Number Girl: Omoide In My Head 4 ~(Chin) NG & Rare Tracks~

There was a time when Mukai Shuutoku wasn’t the force of avant-garde nature he is today.

Wrapping up a reissue campaign commemorating what would have been the band’s 10th anniversary, Omoide In My Head 4 ~(Chin) NG & Rare Tracks~ brings together the flotsam and jetsom of Number Girl’s output.

Compilation tracks, demos, live tracks — the two-disc set charts the development of Mukai’s muse in more detail than Omoide In My Head 1 ~Best & B-Sides~.

Arranged in roughly chronological order, the collection starts with Number Girl’s earliest contributions to compilation albums. Tracks such as "Girlfriend in my Blood", "Space Girl ~Kasoku Souichi~" and "Oh, Candy" reveals more of an influence from the Ramones and Iggy Pop than from the Pixies and Sonic Youth.

Back then, Number Girl were lo-fi practioners, recording on an 8-track and sounding rough and primitive. Lo-fi, unfortunately, doesn’t capture the ferocity of the band’s sound, which producer Dave Fridmann would unleash on the group’s later work.

For this collection, those early songs have been remastered to sound every bit as strong as its subsequent releases. The performances, however, can’t hide the fact the band was still feeling each other’s abilitites out. They sound restrained and green.

The most interesting material on Omoide In My Head 4 is on disc one and covers the early era. Disc two contains a number of demos and alternate versions that don’t shed much light on how those pieces were created.

A version of "Mappiruma Girl" with Tabuchi Hisako on lead vocal is a nice addition, but the PV version of "Zegen vs. Underground" doesn’t reveal anything new.

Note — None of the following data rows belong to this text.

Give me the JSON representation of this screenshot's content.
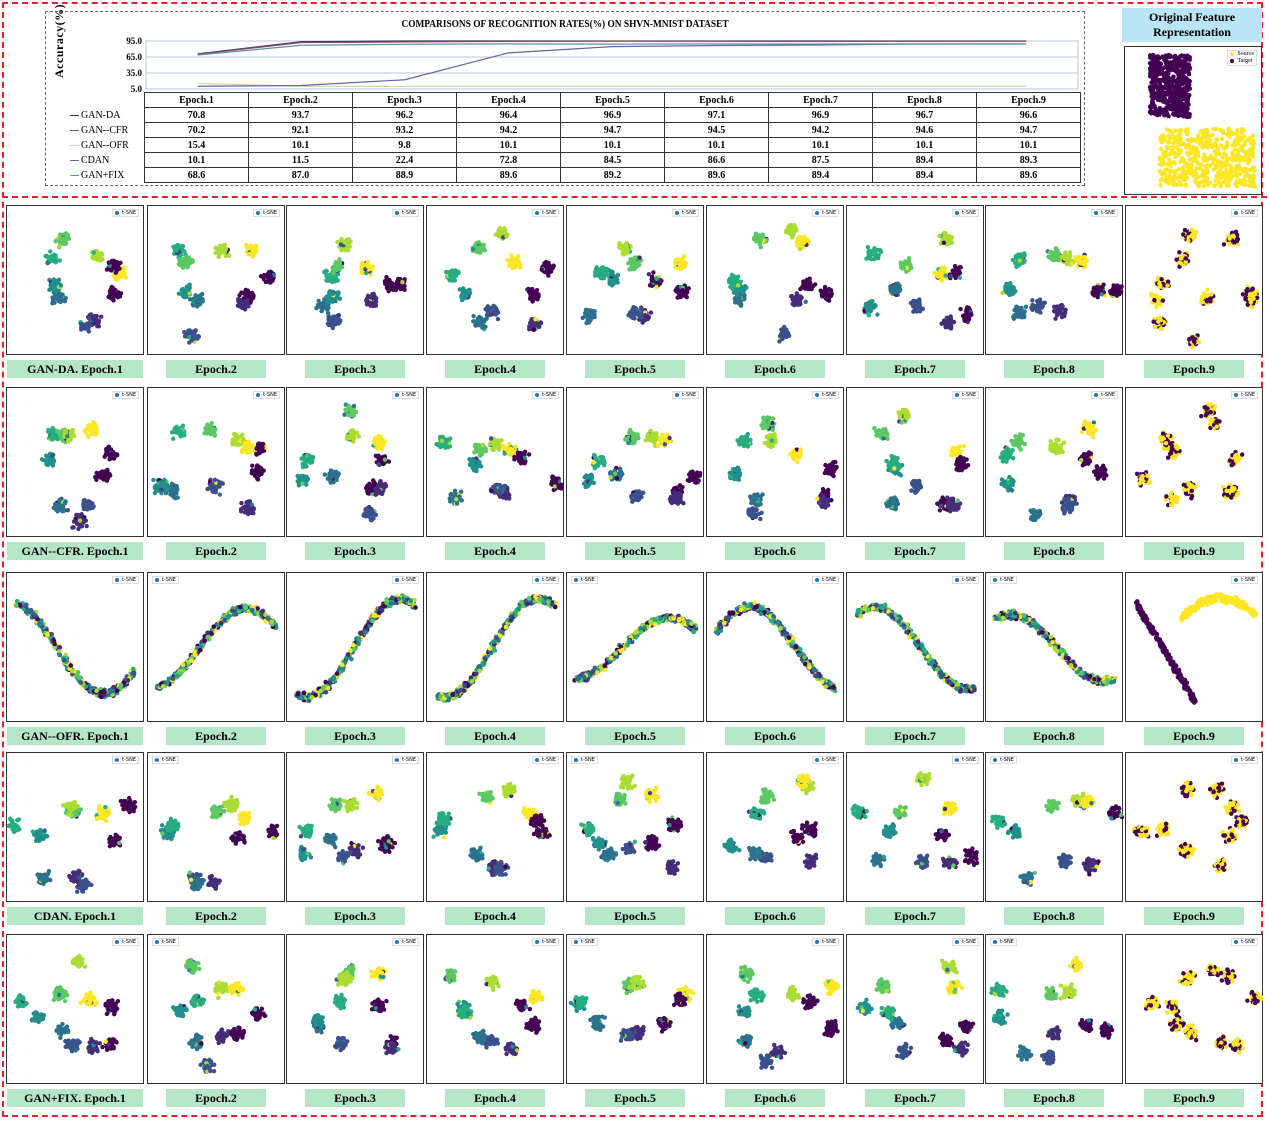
{
  "chart_data": {
    "type": "line",
    "title": "COMPARISONS OF RECOGNITION RATES(%) ON SHVN-MNIST DATASET",
    "ylabel": "Accuracy(%)",
    "yticks": [
      "95.0",
      "65.0",
      "35.0",
      "5.0"
    ],
    "ylim": [
      5,
      95
    ],
    "categories": [
      "Epoch.1",
      "Epoch.2",
      "Epoch.3",
      "Epoch.4",
      "Epoch.5",
      "Epoch.6",
      "Epoch.7",
      "Epoch.8",
      "Epoch.9"
    ],
    "series": [
      {
        "name": "GAN-DA",
        "color": "#3f2d5c",
        "values": [
          "70.8",
          "93.7",
          "96.2",
          "96.4",
          "96.9",
          "97.1",
          "96.9",
          "96.7",
          "96.6"
        ]
      },
      {
        "name": "GAN--CFR",
        "color": "#8a4a68",
        "values": [
          "70.2",
          "92.1",
          "93.2",
          "94.2",
          "94.7",
          "94.5",
          "94.2",
          "94.6",
          "94.7"
        ]
      },
      {
        "name": "GAN--OFR",
        "color": "#d6d6a8",
        "values": [
          "15.4",
          "10.1",
          "9.8",
          "10.1",
          "10.1",
          "10.1",
          "10.1",
          "10.1",
          "10.1"
        ]
      },
      {
        "name": "CDAN",
        "color": "#6c62a6",
        "values": [
          "10.1",
          "11.5",
          "22.4",
          "72.8",
          "84.5",
          "86.6",
          "87.5",
          "89.4",
          "89.3"
        ]
      },
      {
        "name": "GAN+FIX",
        "color": "#5c93a0",
        "values": [
          "68.6",
          "87.0",
          "88.9",
          "89.6",
          "89.2",
          "89.6",
          "89.4",
          "89.4",
          "89.6"
        ]
      }
    ]
  },
  "original": {
    "title_line1": "Original Feature",
    "title_line2": "Representation",
    "legend": [
      "Source",
      "Target"
    ]
  },
  "tsne_legend": "t-SNE",
  "rows": [
    {
      "method": "GAN-DA",
      "labels": [
        "GAN-DA. Epoch.1",
        "Epoch.2",
        "Epoch.3",
        "Epoch.4",
        "Epoch.5",
        "Epoch.6",
        "Epoch.7",
        "Epoch.8",
        "Epoch.9"
      ]
    },
    {
      "method": "GAN--CFR",
      "labels": [
        "GAN--CFR. Epoch.1",
        "Epoch.2",
        "Epoch.3",
        "Epoch.4",
        "Epoch.5",
        "Epoch.6",
        "Epoch.7",
        "Epoch.8",
        "Epoch.9"
      ]
    },
    {
      "method": "GAN--OFR",
      "labels": [
        "GAN--OFR. Epoch.1",
        "Epoch.2",
        "Epoch.3",
        "Epoch.4",
        "Epoch.5",
        "Epoch.6",
        "Epoch.7",
        "Epoch.8",
        "Epoch.9"
      ]
    },
    {
      "method": "CDAN",
      "labels": [
        "CDAN. Epoch.1",
        "Epoch.2",
        "Epoch.3",
        "Epoch.4",
        "Epoch.5",
        "Epoch.6",
        "Epoch.7",
        "Epoch.8",
        "Epoch.9"
      ]
    },
    {
      "method": "GAN+FIX",
      "labels": [
        "GAN+FIX. Epoch.1",
        "Epoch.2",
        "Epoch.3",
        "Epoch.4",
        "Epoch.5",
        "Epoch.6",
        "Epoch.7",
        "Epoch.8",
        "Epoch.9"
      ]
    }
  ]
}
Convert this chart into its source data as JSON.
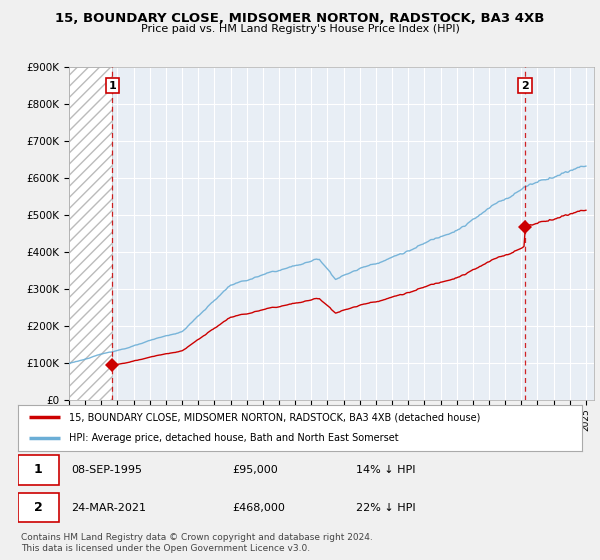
{
  "title": "15, BOUNDARY CLOSE, MIDSOMER NORTON, RADSTOCK, BA3 4XB",
  "subtitle": "Price paid vs. HM Land Registry's House Price Index (HPI)",
  "ylim": [
    0,
    900000
  ],
  "yticks": [
    0,
    100000,
    200000,
    300000,
    400000,
    500000,
    600000,
    700000,
    800000,
    900000
  ],
  "ytick_labels": [
    "£0",
    "£100K",
    "£200K",
    "£300K",
    "£400K",
    "£500K",
    "£600K",
    "£700K",
    "£800K",
    "£900K"
  ],
  "xlim_start": 1993.0,
  "xlim_end": 2025.5,
  "hpi_color": "#6baed6",
  "price_color": "#cc0000",
  "dashed_line_color": "#cc0000",
  "point1_year": 1995.69,
  "point1_value": 95000,
  "point2_year": 2021.23,
  "point2_value": 468000,
  "legend_property": "15, BOUNDARY CLOSE, MIDSOMER NORTON, RADSTOCK, BA3 4XB (detached house)",
  "legend_hpi": "HPI: Average price, detached house, Bath and North East Somerset",
  "annot1_label": "1",
  "annot1_date": "08-SEP-1995",
  "annot1_price": "£95,000",
  "annot1_hpi": "14% ↓ HPI",
  "annot2_label": "2",
  "annot2_date": "24-MAR-2021",
  "annot2_price": "£468,000",
  "annot2_hpi": "22% ↓ HPI",
  "footer": "Contains HM Land Registry data © Crown copyright and database right 2024.\nThis data is licensed under the Open Government Licence v3.0.",
  "background_color": "#f0f0f0",
  "plot_background": "#e8eef5"
}
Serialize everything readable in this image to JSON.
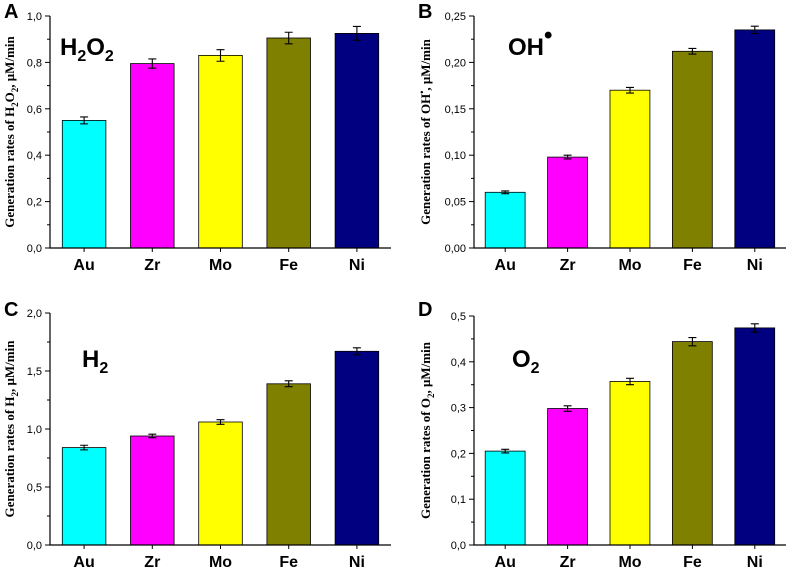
{
  "chart_data": [
    {
      "type": "bar",
      "panel": "A",
      "species": {
        "base": "H",
        "sub": "2",
        "mid": "O",
        "sub2": "2",
        "sup": ""
      },
      "ylabel": {
        "pre": "Generation rates of H",
        "sub": "2",
        "mid": "O",
        "sub2": "2",
        "sup": "",
        "post": ", μM/min"
      },
      "xlabel": "",
      "categories": [
        "Au",
        "Zr",
        "Mo",
        "Fe",
        "Ni"
      ],
      "values": [
        0.55,
        0.795,
        0.83,
        0.905,
        0.925
      ],
      "errors": [
        0.015,
        0.02,
        0.025,
        0.025,
        0.03
      ],
      "colors": [
        "#00ffff",
        "#ff00ff",
        "#ffff00",
        "#808000",
        "#000080"
      ],
      "ylim": [
        0,
        1.0
      ],
      "yticks": [
        0,
        0.2,
        0.4,
        0.6,
        0.8,
        1.0
      ],
      "ytick_labels": [
        "0,0",
        "0,2",
        "0,4",
        "0,6",
        "0,8",
        "1,0"
      ]
    },
    {
      "type": "bar",
      "panel": "B",
      "species": {
        "base": "OH",
        "sub": "",
        "mid": "",
        "sub2": "",
        "sup": "•"
      },
      "ylabel": {
        "pre": "Generation rates of OH",
        "sub": "",
        "mid": "",
        "sub2": "",
        "sup": "•",
        "post": ", μM/min"
      },
      "xlabel": "",
      "categories": [
        "Au",
        "Zr",
        "Mo",
        "Fe",
        "Ni"
      ],
      "values": [
        0.06,
        0.098,
        0.17,
        0.212,
        0.235
      ],
      "errors": [
        0.0015,
        0.002,
        0.003,
        0.003,
        0.004
      ],
      "colors": [
        "#00ffff",
        "#ff00ff",
        "#ffff00",
        "#808000",
        "#000080"
      ],
      "ylim": [
        0,
        0.25
      ],
      "yticks": [
        0,
        0.05,
        0.1,
        0.15,
        0.2,
        0.25
      ],
      "ytick_labels": [
        "0,00",
        "0,05",
        "0,10",
        "0,15",
        "0,20",
        "0,25"
      ]
    },
    {
      "type": "bar",
      "panel": "C",
      "species": {
        "base": "H",
        "sub": "2",
        "mid": "",
        "sub2": "",
        "sup": ""
      },
      "ylabel": {
        "pre": "Generation rates of H",
        "sub": "2",
        "mid": "",
        "sub2": "",
        "sup": "",
        "post": ", μM/min"
      },
      "xlabel": "",
      "categories": [
        "Au",
        "Zr",
        "Mo",
        "Fe",
        "Ni"
      ],
      "values": [
        0.84,
        0.94,
        1.06,
        1.39,
        1.67
      ],
      "errors": [
        0.02,
        0.015,
        0.02,
        0.025,
        0.03
      ],
      "colors": [
        "#00ffff",
        "#ff00ff",
        "#ffff00",
        "#808000",
        "#000080"
      ],
      "ylim": [
        0,
        2.0
      ],
      "yticks": [
        0,
        0.5,
        1.0,
        1.5,
        2.0
      ],
      "ytick_labels": [
        "0,0",
        "0,5",
        "1,0",
        "1,5",
        "2,0"
      ]
    },
    {
      "type": "bar",
      "panel": "D",
      "species": {
        "base": "O",
        "sub": "2",
        "mid": "",
        "sub2": "",
        "sup": ""
      },
      "ylabel": {
        "pre": "Generation rates of O",
        "sub": "2",
        "mid": "",
        "sub2": "",
        "sup": "",
        "post": ", μM/min"
      },
      "xlabel": "",
      "categories": [
        "Au",
        "Zr",
        "Mo",
        "Fe",
        "Ni"
      ],
      "values": [
        0.205,
        0.298,
        0.357,
        0.444,
        0.474
      ],
      "errors": [
        0.004,
        0.006,
        0.007,
        0.009,
        0.009
      ],
      "colors": [
        "#00ffff",
        "#ff00ff",
        "#ffff00",
        "#808000",
        "#000080"
      ],
      "ylim": [
        0,
        0.5
      ],
      "yticks": [
        0,
        0.1,
        0.2,
        0.3,
        0.4,
        0.5
      ],
      "ytick_labels": [
        "0,0",
        "0,1",
        "0,2",
        "0,3",
        "0,4",
        "0,5"
      ]
    }
  ]
}
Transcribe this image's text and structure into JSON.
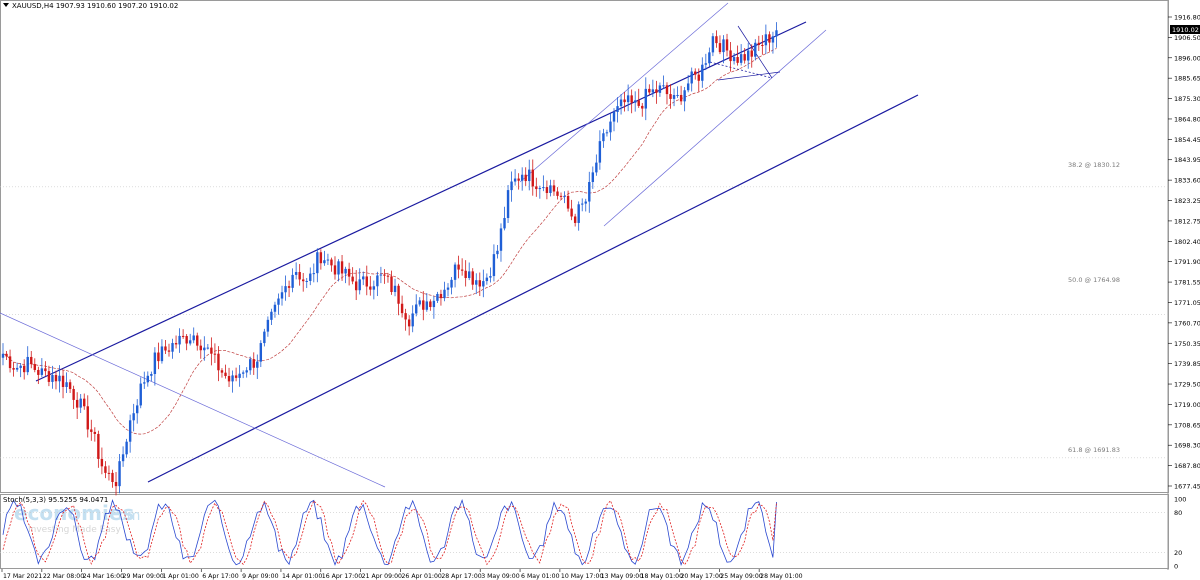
{
  "chart": {
    "symbol_line": "XAUUSD,H4  1907.93 1910.60 1907.20 1910.02",
    "current_price_tag": "1910.02",
    "fib_382": "38.2 @ 1830.12",
    "fib_500": "50.0 @ 1764.98",
    "fib_618": "61.8 @ 1691.83",
    "watermark_main": "economies",
    "watermark_com": ".com",
    "watermark_sub": "Investing Made Easy",
    "stoch_label": "Stoch(5,3,3) 95.5255 94.0471",
    "stoch_levels": [
      "100",
      "80",
      "20",
      "0"
    ],
    "price_axis": [
      "1916.80",
      "1906.50",
      "1896.00",
      "1885.65",
      "1875.30",
      "1864.80",
      "1854.45",
      "1843.95",
      "1833.60",
      "1823.25",
      "1812.75",
      "1802.40",
      "1791.90",
      "1781.55",
      "1771.05",
      "1760.70",
      "1750.35",
      "1739.85",
      "1729.50",
      "1719.00",
      "1708.65",
      "1698.30",
      "1687.80",
      "1677.45"
    ],
    "time_axis": [
      "17 Mar 2021",
      "22 Mar 08:00",
      "24 Mar 16:00",
      "29 Mar 09:00",
      "1 Apr 01:00",
      "6 Apr 17:00",
      "9 Apr 09:00",
      "14 Apr 01:00",
      "16 Apr 17:00",
      "21 Apr 09:00",
      "26 Apr 01:00",
      "28 Apr 17:00",
      "3 May 09:00",
      "6 May 01:00",
      "10 May 17:00",
      "13 May 09:00",
      "18 May 01:00",
      "20 May 17:00",
      "25 May 09:00",
      "28 May 01:00"
    ],
    "colors": {
      "bull": "#1f5fd6",
      "bear": "#d01818",
      "channel": "#1a1aa0",
      "ma": "#c04040",
      "stoch_main": "#2a48d0",
      "stoch_signal": "#e02020",
      "grid": "#c8c8c8",
      "price_tag_bg": "#000000"
    }
  },
  "chart_data": {
    "type": "candlestick",
    "symbol": "XAUUSD",
    "timeframe": "H4",
    "ohlc_last": {
      "open": 1907.93,
      "high": 1910.6,
      "low": 1907.2,
      "close": 1910.02
    },
    "ylim": [
      1672,
      1922
    ],
    "path_closes": [
      1745,
      1738,
      1740,
      1735,
      1734,
      1730,
      1720,
      1705,
      1684,
      1680,
      1710,
      1730,
      1742,
      1748,
      1752,
      1755,
      1748,
      1738,
      1730,
      1738,
      1742,
      1760,
      1775,
      1789,
      1780,
      1796,
      1790,
      1785,
      1780,
      1782,
      1784,
      1776,
      1763,
      1770,
      1774,
      1780,
      1792,
      1784,
      1782,
      1798,
      1830,
      1838,
      1833,
      1831,
      1825,
      1814,
      1823,
      1848,
      1865,
      1873,
      1871,
      1878,
      1880,
      1873,
      1883,
      1888,
      1907,
      1900,
      1896,
      1898,
      1904,
      1910
    ],
    "fibonacci": [
      {
        "level": "38.2",
        "price": 1830.12
      },
      {
        "level": "50.0",
        "price": 1764.98
      },
      {
        "level": "61.8",
        "price": 1691.83
      }
    ],
    "stochastic": {
      "params": "5,3,3",
      "main_last": 95.5255,
      "signal_last": 94.0471,
      "levels": [
        100,
        80,
        20,
        0
      ]
    }
  }
}
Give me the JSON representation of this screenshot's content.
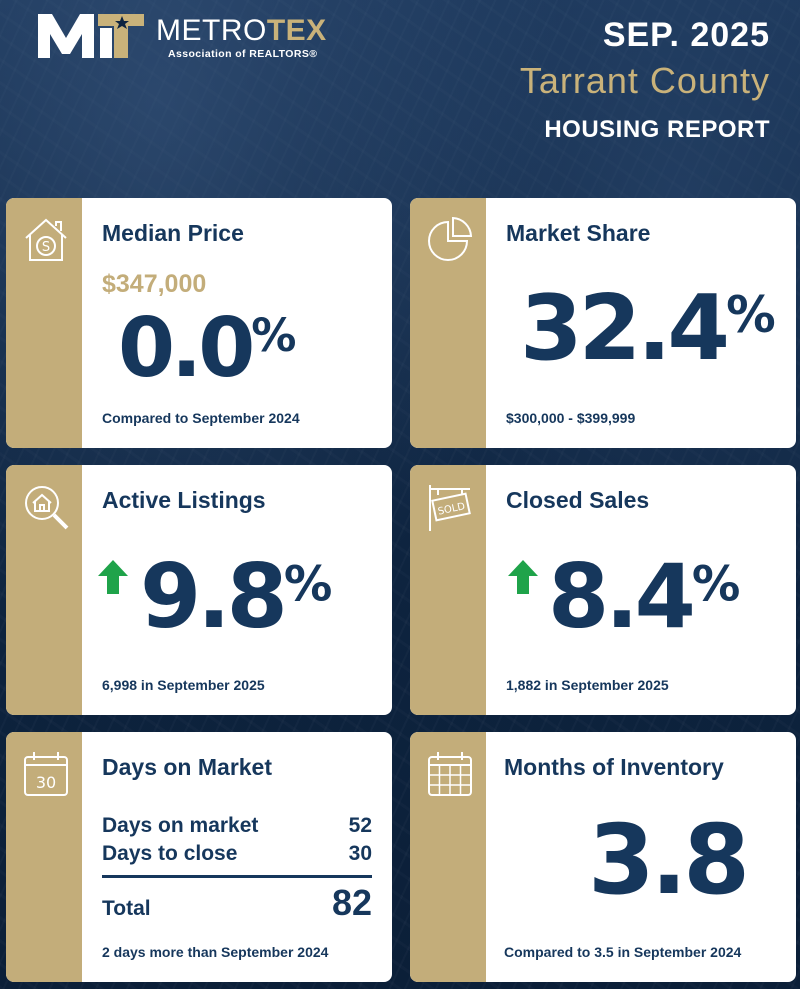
{
  "header": {
    "logo_word_light": "METRO",
    "logo_word_bold": "TEX",
    "logo_sub": "Association of REALTORS®",
    "date": "SEP. 2025",
    "county": "Tarrant County",
    "report": "HOUSING REPORT"
  },
  "colors": {
    "navy": "#16375c",
    "gold": "#c3ad7a",
    "arrow_green": "#1fa34a",
    "background": "#0e2440"
  },
  "median_price": {
    "icon": "house-dollar-icon",
    "title": "Median Price",
    "price": "$347,000",
    "change_value": "0.0",
    "change_unit": "%",
    "footer": "Compared to September 2024"
  },
  "market_share": {
    "icon": "pie-chart-icon",
    "title": "Market Share",
    "value": "32.4",
    "unit": "%",
    "footer": "$300,000 - $399,999"
  },
  "active_listings": {
    "icon": "house-search-icon",
    "title": "Active Listings",
    "trend": "up",
    "value": "9.8",
    "unit": "%",
    "footer": "6,998 in September 2025"
  },
  "closed_sales": {
    "icon": "sold-sign-icon",
    "title": "Closed Sales",
    "trend": "up",
    "value": "8.4",
    "unit": "%",
    "footer": "1,882 in September 2025"
  },
  "days_on_market": {
    "icon": "calendar-30-icon",
    "icon_text": "30",
    "title": "Days on Market",
    "rows": [
      {
        "label": "Days on market",
        "value": "52"
      },
      {
        "label": "Days to close",
        "value": "30"
      }
    ],
    "total_label": "Total",
    "total_value": "82",
    "footer": "2 days more than September 2024"
  },
  "months_inventory": {
    "icon": "calendar-grid-icon",
    "title": "Months of Inventory",
    "value": "3.8",
    "footer": "Compared to 3.5 in September 2024"
  }
}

Some of the unreleased tracks sound like other, better songs. "Knit" seems to have descended from the same creative DNA as "Sakura no Dance", while "Tourima Ride On On" is pale combination of "Abstract Truth" and "Trampoline Girl"

None of these newly unveiled tracks really stand out — there isn’t a sense that any of them should have appeared on the albums. "Gira Gira Hikaru" sounds promising in how Mukai seemed to be returning to the simpler writing of his early years.

The most fascinating track is Rei Harakami’s remix of "U-Rei" — Harakami’s stop-start electronics mixes well with the dramatic shifts of the original song.

Still, it’s nice to have some of Number Girl’s best compilation tracks in one place. "Tokyo Freeze" features Mukai’s first foray into rap, while "Samurai" is a staple of the band’s live set.

Omoide In My Head 4 probably could have worked better as a single-disc collection, but for fans, watching the evolution of Mukai’s muse is at the very least interesting, at the most, illuminating.